CÓMO CONECTAR CON LA JUVENTUD: La fórmula de Diego de Obaldía desde el arte y la historia

La intervención de Diego de Obaldía se dio en el marco de la reunión semanal del Club Rotario de Panamá del 13 de noviembre, donde compartió una reflexión profunda y a la vez desenfadada sobre la juventud, la comunicación y el poder transformador del arte. Su estilo cercano, cargado de humor y autenticidad, cautivó de inmediato a los presentes.

Productor, escritor y creador panameño, Diego de Obaldía es reconocido por su aporte al teatro musical nacional con obras como 1903, Sólo las estrellas bastarán y Balboa. También es director del programa de comedia ¿Quién te ve?, y una de las voces más influyentes entre el público joven del país. Su trabajo combina humor, narrativa histórica y un estilo contemporáneo que busca conectar generaciones y renovar la manera en que se cuenta la identidad panameña.

Durante su intervención, De Obaldía inició con una nota personal. Bromeó sobre su transición hacia los 36 años y aseguró que, pese a los achaques físicos, se siente profundamente joven porque su obra está dirigida “a jóvenes de todas las edades”. Para él, la juventud es un estado mental más que una cuestión cronológica: “He visto ancianos de 25 y niños de 80”, comentó entre risas.

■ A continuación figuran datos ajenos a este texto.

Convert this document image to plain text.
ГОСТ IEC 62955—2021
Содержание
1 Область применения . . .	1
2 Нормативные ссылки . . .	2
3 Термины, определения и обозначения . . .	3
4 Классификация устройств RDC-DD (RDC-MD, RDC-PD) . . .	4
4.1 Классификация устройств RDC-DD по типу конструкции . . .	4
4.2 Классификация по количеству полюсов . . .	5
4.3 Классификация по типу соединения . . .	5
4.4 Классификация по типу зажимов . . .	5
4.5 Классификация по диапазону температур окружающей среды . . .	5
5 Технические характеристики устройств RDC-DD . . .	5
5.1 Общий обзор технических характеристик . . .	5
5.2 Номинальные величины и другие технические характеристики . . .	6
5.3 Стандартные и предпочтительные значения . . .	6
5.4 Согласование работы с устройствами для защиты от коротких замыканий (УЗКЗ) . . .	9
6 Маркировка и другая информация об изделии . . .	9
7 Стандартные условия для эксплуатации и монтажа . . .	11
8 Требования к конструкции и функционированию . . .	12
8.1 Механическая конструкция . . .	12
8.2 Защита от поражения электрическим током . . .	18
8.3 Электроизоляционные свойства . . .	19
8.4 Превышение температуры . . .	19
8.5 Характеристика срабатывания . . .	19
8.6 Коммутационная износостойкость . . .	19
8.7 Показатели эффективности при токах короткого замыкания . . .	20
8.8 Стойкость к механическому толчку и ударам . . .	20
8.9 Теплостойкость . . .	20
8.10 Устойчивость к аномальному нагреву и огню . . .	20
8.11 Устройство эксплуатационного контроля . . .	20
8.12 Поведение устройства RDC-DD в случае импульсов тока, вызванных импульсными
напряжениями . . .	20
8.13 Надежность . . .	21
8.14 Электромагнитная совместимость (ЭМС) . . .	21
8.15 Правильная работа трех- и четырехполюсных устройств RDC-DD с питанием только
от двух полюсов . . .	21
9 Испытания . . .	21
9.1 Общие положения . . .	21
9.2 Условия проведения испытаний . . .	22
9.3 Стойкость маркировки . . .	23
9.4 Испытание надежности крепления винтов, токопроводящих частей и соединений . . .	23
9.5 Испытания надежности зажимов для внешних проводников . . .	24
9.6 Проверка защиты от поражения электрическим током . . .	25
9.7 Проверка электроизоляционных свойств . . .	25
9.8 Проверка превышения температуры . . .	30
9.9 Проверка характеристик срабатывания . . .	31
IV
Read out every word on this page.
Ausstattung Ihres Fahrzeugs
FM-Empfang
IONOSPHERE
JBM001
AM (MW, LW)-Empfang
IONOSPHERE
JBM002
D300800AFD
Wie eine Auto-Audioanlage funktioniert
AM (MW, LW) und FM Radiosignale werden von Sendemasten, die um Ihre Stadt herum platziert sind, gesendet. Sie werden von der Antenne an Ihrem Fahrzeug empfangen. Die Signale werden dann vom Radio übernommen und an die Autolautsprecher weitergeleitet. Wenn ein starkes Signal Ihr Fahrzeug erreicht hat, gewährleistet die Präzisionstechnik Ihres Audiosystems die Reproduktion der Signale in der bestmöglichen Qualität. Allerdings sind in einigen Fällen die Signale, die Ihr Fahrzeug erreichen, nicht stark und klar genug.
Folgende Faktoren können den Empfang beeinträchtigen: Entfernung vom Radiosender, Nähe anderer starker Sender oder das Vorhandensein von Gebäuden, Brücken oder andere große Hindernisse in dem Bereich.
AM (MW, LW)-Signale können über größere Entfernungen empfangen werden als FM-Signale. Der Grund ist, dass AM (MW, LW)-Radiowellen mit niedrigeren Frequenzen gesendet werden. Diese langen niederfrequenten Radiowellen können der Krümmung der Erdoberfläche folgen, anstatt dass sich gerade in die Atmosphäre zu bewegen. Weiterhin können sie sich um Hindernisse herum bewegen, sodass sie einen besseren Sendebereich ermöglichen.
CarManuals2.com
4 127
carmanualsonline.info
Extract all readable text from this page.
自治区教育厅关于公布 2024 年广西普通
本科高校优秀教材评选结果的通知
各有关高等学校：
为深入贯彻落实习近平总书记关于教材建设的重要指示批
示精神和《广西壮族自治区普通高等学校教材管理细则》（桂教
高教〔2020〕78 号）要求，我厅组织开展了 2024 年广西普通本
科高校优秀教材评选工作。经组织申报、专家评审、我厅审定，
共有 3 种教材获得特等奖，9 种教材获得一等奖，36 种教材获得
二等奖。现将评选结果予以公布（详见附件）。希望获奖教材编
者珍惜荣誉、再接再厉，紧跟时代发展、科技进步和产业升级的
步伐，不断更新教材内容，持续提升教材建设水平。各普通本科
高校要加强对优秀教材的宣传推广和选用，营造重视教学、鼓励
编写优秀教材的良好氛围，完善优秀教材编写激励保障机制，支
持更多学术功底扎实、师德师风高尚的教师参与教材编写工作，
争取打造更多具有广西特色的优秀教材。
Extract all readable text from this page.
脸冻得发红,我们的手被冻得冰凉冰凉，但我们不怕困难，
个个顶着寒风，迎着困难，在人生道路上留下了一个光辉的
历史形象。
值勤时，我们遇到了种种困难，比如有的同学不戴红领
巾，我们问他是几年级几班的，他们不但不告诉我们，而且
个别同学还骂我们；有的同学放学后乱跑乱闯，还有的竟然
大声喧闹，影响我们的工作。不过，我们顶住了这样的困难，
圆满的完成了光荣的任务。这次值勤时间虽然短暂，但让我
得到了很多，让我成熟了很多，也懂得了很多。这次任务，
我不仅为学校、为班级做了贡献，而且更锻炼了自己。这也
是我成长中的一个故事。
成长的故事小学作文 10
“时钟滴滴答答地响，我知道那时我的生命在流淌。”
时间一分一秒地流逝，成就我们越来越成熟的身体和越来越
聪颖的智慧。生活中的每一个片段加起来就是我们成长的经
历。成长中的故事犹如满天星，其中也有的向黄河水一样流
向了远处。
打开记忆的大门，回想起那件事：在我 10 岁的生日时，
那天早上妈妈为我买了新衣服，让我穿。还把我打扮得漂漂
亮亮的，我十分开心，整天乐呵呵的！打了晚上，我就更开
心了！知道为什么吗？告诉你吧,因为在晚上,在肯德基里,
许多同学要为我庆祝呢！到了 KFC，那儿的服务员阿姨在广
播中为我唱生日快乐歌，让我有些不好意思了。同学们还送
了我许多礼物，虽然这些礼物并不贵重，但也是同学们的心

Su mensaje principal giró en torno a la manera en que se debe comunicar con las nuevas generaciones. Advirtió que el gran error de muchos adultos es intentar educar antes de entretener. En un mundo saturado de pantallas, algoritmos y estímulos inmediatos, afirmó, la atención es un recurso cada vez más escaso: “Los primeros tres segundos lo son todo”. Explicó que incluso grandes empresas con enormes presupuestos publicitarios enfrentan la misma dificultad: captar y retener la atención juvenil.

Relató también cómo ese aprendizaje influyó directamente en la creación del musical 1903, basado en la novela Con ardientes fulgores de gloria de Juan David Morgan. Reconoció que muchos consideraban su idea “la locura más grande” de su carrera: contar la historia patria con reguetón, plena, rock y lenguaje panameño. Pero una apuesta televisiva previa —un sketch sobre el 3 de noviembre que rompió récords de audiencia— le confirmó que la juventud sí desea conocer su historia, siempre que se les presente de forma atractiva y moderna.

El musical, dijo, nació para el pueblo y no solo para la élite cultural. Recordó la emoción de ver a jóvenes y familias que habían ahorrado durante un año para asistir al Teatro Nacional, así como el impacto de las presentaciones gratuitas en provincias durante la temporada del “Verano del Canal”, donde más de 30,000 personas vivieron la experiencia teatral por primera vez.

De Obaldía advirtió sobre los peligros de un ecosistema digital donde la mentira y el sensacionalismo ganan terreno porque captan atención más rápido que el contenido positivo. Comparó la comunicación con los jóvenes con “darle medicina a una mascota”: si se presenta de forma cruda, la rechaza; si se disfraza dentro de algo apetecible, funciona. Por ello insistió en que el entretenimiento es la llave para transmitir valores, identidad e inspiración.

En la parte final de su intervención, llamó al Club Rotario a no abandonar a la juventud y a integrarla de forma activa en proyectos cívicos y comunitarios. Afirmó confiar profundamente en las generaciones Z y Alfa, a quienes describió como jóvenes deseosos de un mundo más justo y pacífico. “El panameño tiene un gran corazón”, dijo, “pero hay que darle herramientas para brillar”. E insistió en un mensaje central: escuchar a los jóvenes es tan importante como guiarlos. Porque si no conversamos con ellos —advirtió— “otros lo harán, y no siempre con las mejores intenciones”.

Con una ovación final, Diego de Obaldía dejó al auditorio un llamado claro: entender, incluir y confiar en la nueva generación para construir un Panamá mejor.